Eine neue europaweite Studie der Universität Leeds (England) zeigt, dass vor allem Frauen ab 40 Shiatsu-Behandlungen schätzen. Ihre Gründe: Sie möchten insbesondere ihre Gesundheit erhalten und stärken oder durch die Anwendungen Stress besser bewältigen. Doch auch Rücken- und Muskelschmerzen sowie Haltungsprobleme gingen bei den Teilnehmerinnen zurück. Zudem veränderten viele von ihnen ihren Lebensstil. Durch ein gewandeltes Körperbewusstsein stellten sie ihre Ernährung um, nahmen sich mehr Zeit für Muße und machten Übungen, die ihnen die Shiatsu-Praktiker gezeigt hatten, um bestimmte Meridiane gezielt zu dehnen.
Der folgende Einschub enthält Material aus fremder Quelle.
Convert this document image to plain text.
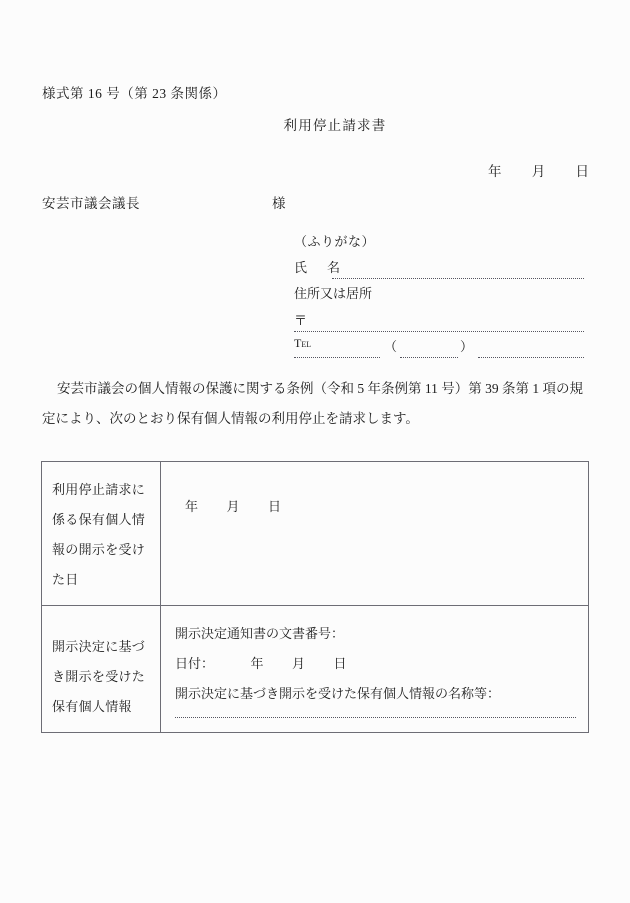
様式第 16 号（第 23 条関係）
利用停止請求書
年 月 日
安芸市議会議長	様
（ふりがな）
氏 名
住所又は居所
〒
Tel	（	）
安芸市議会の個人情報の保護に関する条例（令和 5 年条例第 11 号）第 39 条第 1 項の規
定により、次のとおり保有個人情報の利用停止を請求します。
利用停止請求に係る保有個人情報の開示を受けた日	年 月 日

開示決定に基づき開示を受けた保有個人情報	開示決定通知書の文書番号：
日付： 年 月 日
開示決定に基づき開示を受けた保有個人情報の名称等：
Rund ein Fünftel der Frauen nahmen nach einer sechsmonatigen Behandlung weniger herkömmliche Medikamente ein und gingen seltener zum Arzt.
 
Für alle, die Berührungen mögen, ist Shiatsu geeignet. Eine Behandlung dauert rund eine Stunde und kostet ab 50 Euro. Interessierte sollten sich gut ausgebildete Praktiker suchen – die Gesellschaft für Shiatsu hilft dabei.